Ao lado, entram aqueles que ocuparam cargos políticos, ou vão ocupar, entram para liderar, por vezes áreas que alguém ou os próprios acham que tinham jeito, independentemente de terem ou não competência. E a percepção de injustiça aumenta. Tudo cumulativamente. Depois queixamo-nos que não querem trabalhar no Estado, que estão em burnout ou com outras formas de sofrimento físico e psicológico intenso e prolongado, alguns mesmos já doentes. Ao contrário do que alguém disse, o monstro que estamos a alimentar não é a administração pública, mas sim o populismo e a demagogia.
Este texto não pretende fazer um levantamento exaustivo do estado a que o Estado chegou. Até porque temos bons serviços públicos em algumas áreas quando comparados com muitos outros países, até mais ricos que nós. Pretende sim, com este retrato, alertar para o pouquíssimo que se faz na prática para resolver estes problemas. Fazem-se grandes anúncios, atira-se com dinheiro sempre que se pode e “estranhamente” parece que isto não se resolve. Porque será? Fazer o que se sabe que deve ser feito em termos gestão e política pública, sem perder o pé face ao interesse público e aos objectivos comuns é que está em défice.
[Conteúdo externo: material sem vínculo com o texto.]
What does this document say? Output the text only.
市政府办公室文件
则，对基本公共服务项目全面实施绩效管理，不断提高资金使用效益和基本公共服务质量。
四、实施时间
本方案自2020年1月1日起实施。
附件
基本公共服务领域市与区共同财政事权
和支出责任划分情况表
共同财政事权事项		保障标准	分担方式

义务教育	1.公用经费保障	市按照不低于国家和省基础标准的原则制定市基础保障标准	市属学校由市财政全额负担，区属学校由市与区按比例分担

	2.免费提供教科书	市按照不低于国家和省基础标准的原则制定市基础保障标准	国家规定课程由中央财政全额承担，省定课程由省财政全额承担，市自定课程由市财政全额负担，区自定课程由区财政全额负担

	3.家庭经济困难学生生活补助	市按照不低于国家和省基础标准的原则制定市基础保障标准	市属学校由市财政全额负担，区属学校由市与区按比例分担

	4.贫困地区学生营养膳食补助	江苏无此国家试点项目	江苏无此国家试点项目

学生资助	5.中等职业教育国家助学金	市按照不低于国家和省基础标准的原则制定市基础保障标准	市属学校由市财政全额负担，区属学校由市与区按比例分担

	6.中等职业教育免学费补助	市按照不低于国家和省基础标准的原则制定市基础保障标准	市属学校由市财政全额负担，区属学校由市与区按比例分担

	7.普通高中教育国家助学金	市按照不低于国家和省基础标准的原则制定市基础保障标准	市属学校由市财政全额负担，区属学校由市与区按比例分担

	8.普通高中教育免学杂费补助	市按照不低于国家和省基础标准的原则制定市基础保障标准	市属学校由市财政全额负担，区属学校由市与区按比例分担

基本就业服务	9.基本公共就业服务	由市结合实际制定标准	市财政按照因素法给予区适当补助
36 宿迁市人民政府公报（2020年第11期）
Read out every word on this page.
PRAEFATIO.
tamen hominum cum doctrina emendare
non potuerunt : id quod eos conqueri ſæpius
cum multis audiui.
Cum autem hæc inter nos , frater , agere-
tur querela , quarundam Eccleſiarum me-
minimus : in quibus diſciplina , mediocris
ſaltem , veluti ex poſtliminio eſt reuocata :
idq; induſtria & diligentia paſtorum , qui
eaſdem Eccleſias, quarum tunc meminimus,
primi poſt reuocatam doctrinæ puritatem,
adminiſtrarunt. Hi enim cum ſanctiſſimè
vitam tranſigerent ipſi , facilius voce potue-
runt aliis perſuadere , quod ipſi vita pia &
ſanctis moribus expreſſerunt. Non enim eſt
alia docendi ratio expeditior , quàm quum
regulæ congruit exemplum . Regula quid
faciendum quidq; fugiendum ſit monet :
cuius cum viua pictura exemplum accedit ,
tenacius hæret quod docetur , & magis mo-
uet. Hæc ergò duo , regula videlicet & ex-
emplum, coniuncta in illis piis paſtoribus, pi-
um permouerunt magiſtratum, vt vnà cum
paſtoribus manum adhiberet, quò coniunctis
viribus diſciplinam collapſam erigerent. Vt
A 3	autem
Gerir pessoas é complexo. O processo exige competência, esforço e tempo. Não compliquemos ainda mais e não estraguemos a vida a tanta gente. A devolução de esperança é urgente. Mas a esperança constrói-se com mais do que discurso. Precisa de acções, que já vão tarde, que devolvam agenciamento às pessoas e uma perceção, assente em factos, de uma gestão correcta, ética e tecnicamente falando.
O autor escreve de acordo com a antiga ortografia.